Eventually, I admitted to myself that life without her had already started, and my staying in bed did nothing to change that fact.
So I went through the motions, but each one required twice the usual time and effort to complete. A minute hasn’t gone by without the words I can’t believe she’s gone replaying in my mind, followed by a dull pain somewhere between my heart and my stomach. Like now. Coffee flows from the machine into my cup, filling my lungs with its rich, bitter aroma…and I’m doubled over, gripping the edge of the counter for support.
Like a teenager after his first breakup, I’m dressed in the same white shirt and khaki shorts I wore the day I met Claire. It’s a self-inflicted, cruel and unusual punishment, but this is as close to her as I can get. She n
ever left anything behind at my place, unless you count fallen strands of her long, red hair. Which I do. They’re proof I didn’t simply imagine my perfect woman into existence.
The last trickle of coffee drips into my mug. I leave it black and carry it to the window that overlooks the houses across from mine. The narrow street below is darkened with the rain that fell through the night. Droplets linger on the window panes, along with the condensation of a humid morning.
I can’t believe she’s gone.
“Hey, man.”
Andy stands across the room, leaning on the banister at the top of the stairs. Poor sap looks as empty and shredded as I feel. God, we’re a mess.
“Hey.” I move back behind the granite island that separates the kitchen from the living room and grab a second mug from the cabinet above the sink, holding it up to him. “Coffee?”
“Nah, I’m good.”
I’m now officially at a loss for what to say, so I take a seat on the couch. Andy sits at the opposite end, and both of us stare at the floor. A strand of red hair captures my attention, and I suck in a breath.

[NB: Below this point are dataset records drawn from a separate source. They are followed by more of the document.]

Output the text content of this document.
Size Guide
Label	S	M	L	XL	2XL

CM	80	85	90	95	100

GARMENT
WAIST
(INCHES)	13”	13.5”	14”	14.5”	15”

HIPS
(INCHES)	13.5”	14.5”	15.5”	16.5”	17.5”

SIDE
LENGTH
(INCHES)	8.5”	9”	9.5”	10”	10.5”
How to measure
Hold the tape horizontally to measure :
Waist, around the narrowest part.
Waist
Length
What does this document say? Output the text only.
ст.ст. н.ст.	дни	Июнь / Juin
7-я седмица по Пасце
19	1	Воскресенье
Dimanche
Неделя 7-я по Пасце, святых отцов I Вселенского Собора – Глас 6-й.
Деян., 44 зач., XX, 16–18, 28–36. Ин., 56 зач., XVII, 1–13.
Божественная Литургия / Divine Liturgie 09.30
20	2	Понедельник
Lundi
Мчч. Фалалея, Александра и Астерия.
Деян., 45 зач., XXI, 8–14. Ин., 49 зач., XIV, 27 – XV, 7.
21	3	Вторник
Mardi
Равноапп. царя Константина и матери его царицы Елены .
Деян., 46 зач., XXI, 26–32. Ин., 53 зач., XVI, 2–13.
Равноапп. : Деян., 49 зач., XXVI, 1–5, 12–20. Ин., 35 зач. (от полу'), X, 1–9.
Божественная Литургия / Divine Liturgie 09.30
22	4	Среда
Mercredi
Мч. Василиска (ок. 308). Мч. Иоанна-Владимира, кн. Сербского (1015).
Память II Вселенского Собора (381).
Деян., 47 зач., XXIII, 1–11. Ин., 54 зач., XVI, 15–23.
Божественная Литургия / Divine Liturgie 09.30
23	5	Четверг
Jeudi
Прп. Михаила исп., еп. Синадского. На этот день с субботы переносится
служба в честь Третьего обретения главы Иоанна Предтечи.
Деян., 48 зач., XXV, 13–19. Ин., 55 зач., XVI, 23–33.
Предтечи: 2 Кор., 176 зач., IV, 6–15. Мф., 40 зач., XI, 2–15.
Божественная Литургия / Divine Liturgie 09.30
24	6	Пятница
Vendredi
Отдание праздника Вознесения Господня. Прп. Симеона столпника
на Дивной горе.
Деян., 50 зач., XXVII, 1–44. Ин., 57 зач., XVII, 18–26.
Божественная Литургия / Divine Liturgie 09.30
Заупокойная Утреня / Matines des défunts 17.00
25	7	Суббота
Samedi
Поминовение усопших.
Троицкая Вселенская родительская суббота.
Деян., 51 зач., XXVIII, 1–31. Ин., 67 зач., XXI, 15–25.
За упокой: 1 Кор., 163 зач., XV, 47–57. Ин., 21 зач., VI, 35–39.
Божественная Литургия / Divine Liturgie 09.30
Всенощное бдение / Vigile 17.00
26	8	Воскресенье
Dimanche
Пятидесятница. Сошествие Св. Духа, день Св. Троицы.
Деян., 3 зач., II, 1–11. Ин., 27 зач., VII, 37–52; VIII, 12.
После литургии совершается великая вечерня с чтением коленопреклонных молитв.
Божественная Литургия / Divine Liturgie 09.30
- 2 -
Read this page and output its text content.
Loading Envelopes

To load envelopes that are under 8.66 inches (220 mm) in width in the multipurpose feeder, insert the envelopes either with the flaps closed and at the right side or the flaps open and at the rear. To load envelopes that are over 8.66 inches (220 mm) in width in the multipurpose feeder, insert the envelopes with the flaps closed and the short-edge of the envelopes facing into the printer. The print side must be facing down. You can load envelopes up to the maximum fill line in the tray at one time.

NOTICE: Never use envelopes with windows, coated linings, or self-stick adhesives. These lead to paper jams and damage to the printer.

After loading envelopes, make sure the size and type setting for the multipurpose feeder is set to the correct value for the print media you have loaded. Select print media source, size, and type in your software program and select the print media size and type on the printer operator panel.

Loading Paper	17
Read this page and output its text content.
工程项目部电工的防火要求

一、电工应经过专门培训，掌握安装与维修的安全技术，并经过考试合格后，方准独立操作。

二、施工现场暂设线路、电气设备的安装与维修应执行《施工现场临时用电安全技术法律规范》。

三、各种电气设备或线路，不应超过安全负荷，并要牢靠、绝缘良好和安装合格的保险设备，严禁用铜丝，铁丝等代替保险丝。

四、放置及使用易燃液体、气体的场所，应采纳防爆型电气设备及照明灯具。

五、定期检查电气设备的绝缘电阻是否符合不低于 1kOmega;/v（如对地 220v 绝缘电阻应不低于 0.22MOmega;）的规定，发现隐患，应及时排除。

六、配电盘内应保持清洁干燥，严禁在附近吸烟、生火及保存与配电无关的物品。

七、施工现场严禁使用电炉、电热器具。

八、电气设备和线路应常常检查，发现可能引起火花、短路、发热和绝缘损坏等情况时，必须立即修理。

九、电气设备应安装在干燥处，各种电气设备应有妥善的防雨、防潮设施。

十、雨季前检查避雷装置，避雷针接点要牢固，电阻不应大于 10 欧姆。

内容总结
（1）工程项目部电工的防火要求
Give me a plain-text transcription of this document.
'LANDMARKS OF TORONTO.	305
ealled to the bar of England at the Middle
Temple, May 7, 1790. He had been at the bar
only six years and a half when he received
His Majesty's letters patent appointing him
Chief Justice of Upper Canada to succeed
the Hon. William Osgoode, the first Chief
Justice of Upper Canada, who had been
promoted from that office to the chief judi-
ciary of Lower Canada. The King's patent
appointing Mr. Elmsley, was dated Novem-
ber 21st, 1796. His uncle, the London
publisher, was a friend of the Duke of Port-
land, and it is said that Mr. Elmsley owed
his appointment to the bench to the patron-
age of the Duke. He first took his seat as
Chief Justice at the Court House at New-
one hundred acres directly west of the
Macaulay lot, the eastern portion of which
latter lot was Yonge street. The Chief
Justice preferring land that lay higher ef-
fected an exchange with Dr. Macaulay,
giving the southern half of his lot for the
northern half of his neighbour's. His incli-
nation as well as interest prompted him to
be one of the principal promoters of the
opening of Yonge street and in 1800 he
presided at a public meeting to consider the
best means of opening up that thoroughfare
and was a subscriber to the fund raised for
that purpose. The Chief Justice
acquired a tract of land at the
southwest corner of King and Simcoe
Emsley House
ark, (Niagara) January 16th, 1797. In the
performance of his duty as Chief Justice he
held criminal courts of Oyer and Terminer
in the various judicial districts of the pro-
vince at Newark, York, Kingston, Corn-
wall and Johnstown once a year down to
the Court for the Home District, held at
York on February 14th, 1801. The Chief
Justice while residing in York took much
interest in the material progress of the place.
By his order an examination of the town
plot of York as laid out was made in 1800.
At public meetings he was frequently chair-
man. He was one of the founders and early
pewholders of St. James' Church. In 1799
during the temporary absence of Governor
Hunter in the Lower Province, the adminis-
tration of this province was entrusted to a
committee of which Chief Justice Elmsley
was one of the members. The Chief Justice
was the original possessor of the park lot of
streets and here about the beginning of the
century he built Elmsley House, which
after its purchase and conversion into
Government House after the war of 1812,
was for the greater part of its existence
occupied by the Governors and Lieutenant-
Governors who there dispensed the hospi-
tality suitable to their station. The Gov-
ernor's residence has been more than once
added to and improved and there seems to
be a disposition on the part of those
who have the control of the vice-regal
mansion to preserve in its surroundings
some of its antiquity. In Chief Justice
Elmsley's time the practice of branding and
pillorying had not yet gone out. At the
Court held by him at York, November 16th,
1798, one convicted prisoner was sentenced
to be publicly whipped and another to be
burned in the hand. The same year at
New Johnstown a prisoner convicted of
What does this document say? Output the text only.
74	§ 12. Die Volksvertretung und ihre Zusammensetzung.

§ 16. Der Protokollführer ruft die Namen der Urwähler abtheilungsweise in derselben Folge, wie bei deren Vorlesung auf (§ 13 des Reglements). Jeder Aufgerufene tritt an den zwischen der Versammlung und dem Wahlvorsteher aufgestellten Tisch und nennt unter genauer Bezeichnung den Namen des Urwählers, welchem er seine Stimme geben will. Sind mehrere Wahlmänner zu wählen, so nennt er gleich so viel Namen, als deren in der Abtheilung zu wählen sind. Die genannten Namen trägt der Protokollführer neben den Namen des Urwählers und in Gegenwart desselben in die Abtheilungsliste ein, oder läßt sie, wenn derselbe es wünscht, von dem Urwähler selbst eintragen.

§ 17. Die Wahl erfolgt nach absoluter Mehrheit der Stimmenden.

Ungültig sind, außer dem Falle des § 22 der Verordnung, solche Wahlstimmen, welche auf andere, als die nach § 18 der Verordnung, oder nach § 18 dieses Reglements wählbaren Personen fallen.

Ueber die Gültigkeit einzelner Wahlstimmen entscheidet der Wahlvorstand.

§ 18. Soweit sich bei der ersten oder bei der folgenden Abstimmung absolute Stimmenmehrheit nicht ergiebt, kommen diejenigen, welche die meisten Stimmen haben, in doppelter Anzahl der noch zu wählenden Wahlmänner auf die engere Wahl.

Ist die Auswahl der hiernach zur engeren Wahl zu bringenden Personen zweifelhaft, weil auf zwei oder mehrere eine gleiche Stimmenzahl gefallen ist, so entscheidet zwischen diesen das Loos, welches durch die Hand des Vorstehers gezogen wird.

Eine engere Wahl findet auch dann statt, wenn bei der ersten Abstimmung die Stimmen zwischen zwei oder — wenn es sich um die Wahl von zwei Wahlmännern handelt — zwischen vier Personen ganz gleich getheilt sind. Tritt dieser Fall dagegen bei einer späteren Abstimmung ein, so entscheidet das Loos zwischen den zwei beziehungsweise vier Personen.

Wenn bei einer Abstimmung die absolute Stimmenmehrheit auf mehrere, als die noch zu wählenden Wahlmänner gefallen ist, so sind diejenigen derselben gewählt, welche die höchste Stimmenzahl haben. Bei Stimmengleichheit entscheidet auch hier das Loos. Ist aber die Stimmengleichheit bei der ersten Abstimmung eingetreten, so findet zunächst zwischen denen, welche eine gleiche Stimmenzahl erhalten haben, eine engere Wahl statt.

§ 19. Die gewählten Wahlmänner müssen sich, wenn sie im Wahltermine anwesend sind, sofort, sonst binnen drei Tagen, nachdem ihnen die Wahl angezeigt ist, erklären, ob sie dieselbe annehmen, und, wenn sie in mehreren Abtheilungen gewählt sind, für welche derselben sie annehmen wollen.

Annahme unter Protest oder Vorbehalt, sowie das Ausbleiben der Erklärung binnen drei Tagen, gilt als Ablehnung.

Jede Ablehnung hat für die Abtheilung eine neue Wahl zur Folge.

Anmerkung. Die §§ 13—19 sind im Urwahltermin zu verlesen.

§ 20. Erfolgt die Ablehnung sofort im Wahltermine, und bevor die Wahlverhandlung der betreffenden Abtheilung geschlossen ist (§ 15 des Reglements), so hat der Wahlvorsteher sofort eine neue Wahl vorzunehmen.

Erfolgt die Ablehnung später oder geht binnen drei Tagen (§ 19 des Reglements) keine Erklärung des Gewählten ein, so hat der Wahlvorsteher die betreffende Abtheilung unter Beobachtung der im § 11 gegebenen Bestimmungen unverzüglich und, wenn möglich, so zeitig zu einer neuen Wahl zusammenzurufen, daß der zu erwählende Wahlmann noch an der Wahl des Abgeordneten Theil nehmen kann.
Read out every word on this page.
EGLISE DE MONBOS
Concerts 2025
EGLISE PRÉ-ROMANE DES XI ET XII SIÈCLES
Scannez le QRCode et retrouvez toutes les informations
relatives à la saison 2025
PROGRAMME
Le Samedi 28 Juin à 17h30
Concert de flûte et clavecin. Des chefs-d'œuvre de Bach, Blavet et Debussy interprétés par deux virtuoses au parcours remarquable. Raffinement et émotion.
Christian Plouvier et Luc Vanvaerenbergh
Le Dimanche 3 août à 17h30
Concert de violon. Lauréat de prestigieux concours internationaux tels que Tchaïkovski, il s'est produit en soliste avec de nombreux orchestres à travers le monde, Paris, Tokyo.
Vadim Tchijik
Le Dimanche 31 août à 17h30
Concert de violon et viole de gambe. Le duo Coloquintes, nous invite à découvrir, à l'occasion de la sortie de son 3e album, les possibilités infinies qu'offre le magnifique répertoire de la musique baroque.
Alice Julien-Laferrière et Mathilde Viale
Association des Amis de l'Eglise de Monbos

Andy breaks the silence. “Is Claire—"
“She’s gone.” Hearing those two words in my own voice is the ultimate dose of reality.
She’s gone.
Andy turns to me, brows drawn together, jaw tense. I can practically hear his teeth grinding. “What do you mean, ‘she’s gone’?”
“Exactly what I said. Claire’s gone. She told me not to contact her.” I recount the gruesome details to him, reliving them moment by moment, word by word. By the end, he’s shaking his head in disbelief.
“That’s not how it was supposed to go down,” he says. I want to ask how the hell he thinks it should’ve gone—if he knew which one of us she’d picked before I felt her body tense up in my hands and she ended everything—but he answers before I can get the question out. “She left me, and she was goin’ back to you. She was goin’ to choose you. I know she was.”